My Biopsy Results: “Do I Have Cancer?”

Standard of care would recommend needle core biopsy as the best method to evaluate a breast mass, abnormal mammogram/ultrasound/MRI. There are many types of breast pathologies, which can be confusing. Understanding a pathology report is the key to understanding treatment options.


It is very important to understand your pathology report; even when the results are benign.  Upstaging occurs when a needle biopsy underestimates the presence of a cancer.  Surgical excision may be necessary to further evaluate a finding on breast imaging.

Pathology Upstage Rate
HIGH RISK Atypcial Ductal Hyperplasia (ADH)

Atypical Lobular Hyperplasia (ALH) 

Flat Epithelial Atypic (FEA)

Papillary Lesions





LOW RISK  Fibrocystic Changes

Usual Duct Hyperplasia

Duct Ectasia

Stromal Fibrosis





Can Surgical Excision Be Avoided?

  • In general, surgical excision is favored because the morbidity of surgical breast biopsy is judged to be lower than the cost of a missed cancer.
  • If surgical excision is not performed, short-term mammographic follow-up is necessary.
  • Clinical risk factors of the patient should be considered; eg, genetics/family history/history of chest wall radiation.
  • Some favorable subgroups have been identified in whom close surveillance rather than excision might be considered, with informed consent that there is a small ~5% or less chance of a missed cancer.

Avoid Excision if:

    • ADH: Lesions that might be observed: no mass lesion, and all or >95% of calcifications removed by core biopsy.  Caution is advised because other recent studies have been unable to identify low-risk subgroups.
    • ALH: The primary criterion to omit excision is that the ALH finding is incidental.
    • Papillary lesions: Recent data suggests that papillary lesions without atypia may be followed with imaging surveillance, especially if imaging demonstrates that the lesion has been completely removed by needle biopsy.
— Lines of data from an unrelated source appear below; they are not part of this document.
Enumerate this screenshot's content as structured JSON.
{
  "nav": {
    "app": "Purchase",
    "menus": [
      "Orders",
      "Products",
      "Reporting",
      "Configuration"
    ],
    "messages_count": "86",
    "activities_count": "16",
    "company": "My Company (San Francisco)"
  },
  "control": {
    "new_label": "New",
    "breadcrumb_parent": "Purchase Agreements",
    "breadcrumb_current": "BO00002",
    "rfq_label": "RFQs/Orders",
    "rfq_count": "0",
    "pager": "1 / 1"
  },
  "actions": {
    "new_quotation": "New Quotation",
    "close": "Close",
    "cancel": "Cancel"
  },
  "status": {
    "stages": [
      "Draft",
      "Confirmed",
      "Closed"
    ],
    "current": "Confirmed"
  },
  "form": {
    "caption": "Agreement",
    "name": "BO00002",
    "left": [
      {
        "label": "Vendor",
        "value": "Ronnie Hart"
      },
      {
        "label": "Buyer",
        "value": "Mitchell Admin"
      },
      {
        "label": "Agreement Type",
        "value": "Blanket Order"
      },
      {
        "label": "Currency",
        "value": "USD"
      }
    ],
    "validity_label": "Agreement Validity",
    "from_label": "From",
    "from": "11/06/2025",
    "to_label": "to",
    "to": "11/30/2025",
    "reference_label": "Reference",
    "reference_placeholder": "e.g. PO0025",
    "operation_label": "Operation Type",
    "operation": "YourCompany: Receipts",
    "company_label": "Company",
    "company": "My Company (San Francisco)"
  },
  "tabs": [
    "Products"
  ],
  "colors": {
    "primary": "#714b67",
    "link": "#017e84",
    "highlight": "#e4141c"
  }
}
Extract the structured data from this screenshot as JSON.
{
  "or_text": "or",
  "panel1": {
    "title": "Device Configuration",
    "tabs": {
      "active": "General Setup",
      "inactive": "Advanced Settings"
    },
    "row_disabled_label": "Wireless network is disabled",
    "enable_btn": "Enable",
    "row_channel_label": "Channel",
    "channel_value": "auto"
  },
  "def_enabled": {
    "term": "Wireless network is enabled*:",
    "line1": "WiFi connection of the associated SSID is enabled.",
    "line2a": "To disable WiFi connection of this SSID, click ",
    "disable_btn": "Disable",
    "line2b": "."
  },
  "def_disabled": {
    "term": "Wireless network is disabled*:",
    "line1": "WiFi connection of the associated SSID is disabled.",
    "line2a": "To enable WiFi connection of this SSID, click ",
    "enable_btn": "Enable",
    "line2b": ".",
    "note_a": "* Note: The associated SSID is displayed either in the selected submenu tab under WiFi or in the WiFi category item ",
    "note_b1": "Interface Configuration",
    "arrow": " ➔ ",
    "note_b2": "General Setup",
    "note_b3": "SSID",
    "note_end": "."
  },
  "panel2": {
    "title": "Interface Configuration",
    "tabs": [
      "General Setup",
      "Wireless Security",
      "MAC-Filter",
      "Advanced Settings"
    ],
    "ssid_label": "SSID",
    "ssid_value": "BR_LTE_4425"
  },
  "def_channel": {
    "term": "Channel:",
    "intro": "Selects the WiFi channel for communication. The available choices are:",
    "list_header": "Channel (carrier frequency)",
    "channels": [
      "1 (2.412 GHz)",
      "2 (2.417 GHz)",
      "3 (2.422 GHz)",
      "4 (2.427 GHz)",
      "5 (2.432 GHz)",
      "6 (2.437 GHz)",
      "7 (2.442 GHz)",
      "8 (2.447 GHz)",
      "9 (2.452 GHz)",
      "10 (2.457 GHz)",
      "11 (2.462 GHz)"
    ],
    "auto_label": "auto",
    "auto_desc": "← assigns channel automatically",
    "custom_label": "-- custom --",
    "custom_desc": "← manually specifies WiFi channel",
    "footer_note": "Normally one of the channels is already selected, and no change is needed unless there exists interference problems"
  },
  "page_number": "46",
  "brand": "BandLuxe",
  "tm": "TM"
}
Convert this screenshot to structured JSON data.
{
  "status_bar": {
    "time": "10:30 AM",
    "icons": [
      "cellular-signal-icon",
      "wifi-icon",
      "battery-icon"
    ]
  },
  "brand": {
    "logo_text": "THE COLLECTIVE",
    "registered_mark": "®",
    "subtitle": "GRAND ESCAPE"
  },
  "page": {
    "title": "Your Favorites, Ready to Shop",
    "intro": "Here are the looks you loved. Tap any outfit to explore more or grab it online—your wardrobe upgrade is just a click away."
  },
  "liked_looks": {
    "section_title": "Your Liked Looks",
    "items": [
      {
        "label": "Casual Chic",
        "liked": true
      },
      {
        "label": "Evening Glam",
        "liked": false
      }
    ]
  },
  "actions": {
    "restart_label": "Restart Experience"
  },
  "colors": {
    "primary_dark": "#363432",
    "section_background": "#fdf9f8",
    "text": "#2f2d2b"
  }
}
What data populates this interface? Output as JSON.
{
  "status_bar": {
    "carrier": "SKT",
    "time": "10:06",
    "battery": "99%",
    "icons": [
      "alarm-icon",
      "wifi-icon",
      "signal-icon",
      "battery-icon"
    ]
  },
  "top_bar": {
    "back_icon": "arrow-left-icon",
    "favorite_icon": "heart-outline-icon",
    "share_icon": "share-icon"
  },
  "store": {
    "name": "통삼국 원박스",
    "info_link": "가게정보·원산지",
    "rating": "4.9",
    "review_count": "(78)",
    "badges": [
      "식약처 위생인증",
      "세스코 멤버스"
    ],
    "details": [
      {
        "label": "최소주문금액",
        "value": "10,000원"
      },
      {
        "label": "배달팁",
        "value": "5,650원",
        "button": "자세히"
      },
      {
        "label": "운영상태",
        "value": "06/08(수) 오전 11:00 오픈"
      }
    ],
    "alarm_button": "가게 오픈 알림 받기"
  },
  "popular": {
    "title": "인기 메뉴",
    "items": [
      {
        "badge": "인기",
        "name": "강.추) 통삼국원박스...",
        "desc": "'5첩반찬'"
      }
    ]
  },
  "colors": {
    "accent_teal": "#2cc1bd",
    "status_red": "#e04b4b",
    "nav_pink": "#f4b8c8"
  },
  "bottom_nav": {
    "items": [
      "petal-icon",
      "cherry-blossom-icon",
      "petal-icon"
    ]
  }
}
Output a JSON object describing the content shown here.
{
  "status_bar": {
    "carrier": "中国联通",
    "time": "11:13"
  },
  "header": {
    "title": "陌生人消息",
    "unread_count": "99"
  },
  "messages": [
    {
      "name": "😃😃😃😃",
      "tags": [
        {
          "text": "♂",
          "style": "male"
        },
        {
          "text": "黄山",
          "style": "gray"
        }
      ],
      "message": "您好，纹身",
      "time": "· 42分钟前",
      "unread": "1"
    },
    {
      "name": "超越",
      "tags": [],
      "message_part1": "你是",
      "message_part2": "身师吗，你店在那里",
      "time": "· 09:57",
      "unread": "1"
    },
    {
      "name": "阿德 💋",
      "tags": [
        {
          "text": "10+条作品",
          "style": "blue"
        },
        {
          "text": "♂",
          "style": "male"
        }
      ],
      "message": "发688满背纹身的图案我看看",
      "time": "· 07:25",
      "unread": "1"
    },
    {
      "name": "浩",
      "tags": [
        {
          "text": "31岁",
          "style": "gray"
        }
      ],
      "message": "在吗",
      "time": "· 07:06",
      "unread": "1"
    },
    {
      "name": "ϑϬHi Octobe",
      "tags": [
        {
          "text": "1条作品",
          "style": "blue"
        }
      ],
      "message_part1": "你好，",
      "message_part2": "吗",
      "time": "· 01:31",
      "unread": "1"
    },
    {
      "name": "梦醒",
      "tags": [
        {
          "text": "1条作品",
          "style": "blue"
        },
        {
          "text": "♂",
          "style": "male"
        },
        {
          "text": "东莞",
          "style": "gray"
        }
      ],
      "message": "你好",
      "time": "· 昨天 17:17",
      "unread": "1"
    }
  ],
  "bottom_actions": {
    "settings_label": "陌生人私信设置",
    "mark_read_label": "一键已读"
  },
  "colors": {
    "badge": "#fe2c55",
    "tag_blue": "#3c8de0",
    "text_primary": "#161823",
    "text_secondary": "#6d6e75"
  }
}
However, caution is advised for this approach, considering multiple previous reports demonstrating upgrade rates of 20-30%.

Why Should These Lesions Be Excised

  • When atypical ductal hyperplasia and papillary lesions are identified by core needle biopsy, they are associated with a significant rate of upgrade to cancer if the biopsy site is surgically excised.
  • This is primarily due to (1) sampling error of the core needle biopsy technique (removing only a portion of the lesion) and (2) the fact that these lesions are histologically difficult to discriminate from cancer when only fragments of the lesion are present in the biopsy tissue.
  • The goal of surgical excision is to remove the biopsy site and the original mammographic lesion that prompted the core needle biopsy in order to obtain a definitive diagnosis.